On Wed, Apr 27, 2022 at 3:20 PM Linus Torvalds
<torvalds@xxxxxxxxxxxxxxxxxxxx> wrote:
>
> So I really think
>
> (a) you are mis-reading the standard by attributing too strong logic
> to paperwork that is English prose and not so exact
>
> (b) documenting Linux as not doing what you are mis-reading it for is
> only encouraging others to mis-read it too
>
> The whole "arbitrary writes have to be all-or-nothing wrt all other
> system calls" is simply not realistic, and has never been. Not just
> not in Linux, but in *ANY* operating system that POSIX was meant to
> describe.

Side note: a lot of those "atomic" things in that documentation have
come from a history of signal handling atomicity issues, and from all
the issues people had with (a) user-space threading implementations
and (b) emulation layers from non-Unixy environments.

So when they say that things like "rename()" has to be all-or-nothing,
it's to clarify that you can't emulate it as a "link and delete
original" kind of operation (which old UNIX *did* do) and claim to be
POSIX.

Because while the end result of rename() and link()+unlink()might be
similar, people did rely on that whole "use rename as a way to create
an atomic marker in the filesystem" (which is a very traditional UNIX
pattern).

So "rename()" has to be atomic, and the legacy behavior of link+unlink
is not valid in POSIX.

Similarly, you can't implement "pread()" as a "lseek+read+lseek back",
because that doesn't work if somebody else is doing another "pread()"
on the same file descriptor concurrently.

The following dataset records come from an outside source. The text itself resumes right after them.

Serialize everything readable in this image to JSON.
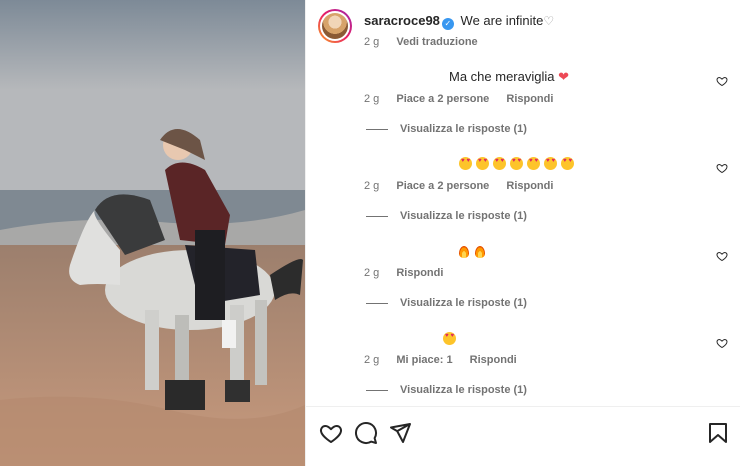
{
  "post": {
    "username": "saracroce98",
    "caption": "We are infinite",
    "time": "2 g",
    "translate_label": "Vedi traduzione"
  },
  "comments": [
    {
      "text": "Ma che meraviglia",
      "emoji": "red-heart",
      "time": "2 g",
      "likes_label": "Piace a 2 persone",
      "reply_label": "Rispondi",
      "view_replies": "Visualizza le risposte (1)"
    },
    {
      "text": "",
      "emoji": "heart-eyes x7",
      "time": "2 g",
      "likes_label": "Piace a 2 persone",
      "reply_label": "Rispondi",
      "view_replies": "Visualizza le risposte (1)"
    },
    {
      "text": "",
      "emoji": "fire x2",
      "time": "2 g",
      "reply_label": "Rispondi",
      "view_replies": "Visualizza le risposte (1)"
    },
    {
      "text": "",
      "emoji": "heart-eyes x1",
      "time": "2 g",
      "likes_label": "Mi piace: 1",
      "reply_label": "Rispondi",
      "view_replies": "Visualizza le risposte (1)"
    }
  ],
  "icons": {
    "like": "heart-outline-icon",
    "comment": "comment-bubble-icon",
    "share": "paper-plane-icon",
    "save": "bookmark-icon"
  },
  "colors": {
    "verified": "#3897f0",
    "meta_text": "#737373",
    "text": "#262626",
    "heart": "#ed4956"
  }
}
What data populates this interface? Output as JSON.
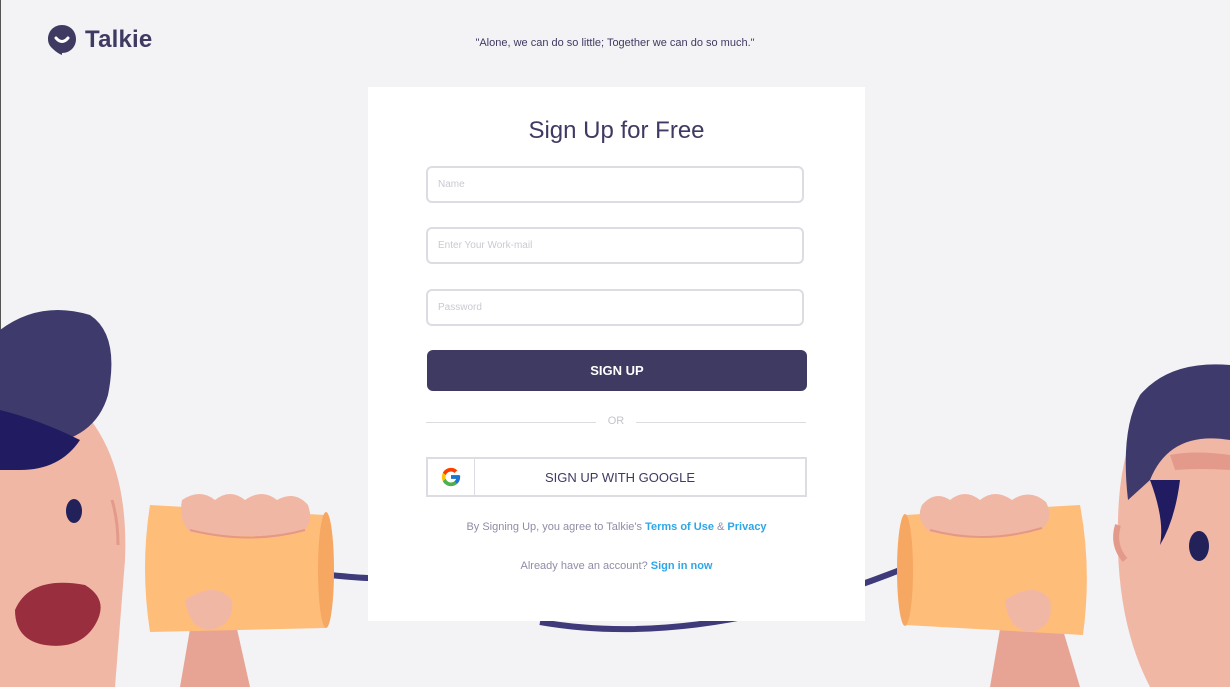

Again, people *did* implement exactly those kinds of implementations
of "pread()", and yes, they were broken for both signals and for
threading.

So there's "atomicity" and then there is "atomicity".

That "all or nothing" can be a very practical thing to describe
*roughly* how it must work on a higher level, or it can be a
theoretical "transactional" thing that works literally like a database
where the operation happens in full and you must not see any
intermediate state.

And no, "write()" and friends have never ever been about some
transactional operation where you can't see how the file grows as it
is being written to. That kind of atomicity has simply never existed,
not even in theory.

So when you see POSIX saying that a "read()" system call is "atomic",
you should *not* see it as a transaction thing, but see it in the
historical context of "people used to do threading libraries in user
space, and since they didn't want a big read() to block all other
threads, they'd split it up into many smaller reads and now another
thread *also* doing 'read()' system calls would see the data it read
being not one contiguous region, but multiple regions where the file
position changed in the middle".

Similarly, a "read()" system call will not be interrupted by a signal
in the middle, where the signal handler would do a "lseek()" or
another "read()", and now the original "read()" data suddenly is
affected.

That's why things like that whole "f_pos is atomic" is a big deal.

Because there literally were threading libraries (and badly emulated
environments) where that *WASN'T* the case, and _that_ is why POSIX
then talks about it.

So think of POSIX not as some hard set of "this is exactly how things
work and we describe every detail".

Instead, treat it a bit like historians treat Herodotus - interpreting
his histories by taking the issues of the time into account. POSIX is
trying to clarify and document the problems of the time it was
written, and taking other things for granted.

Linus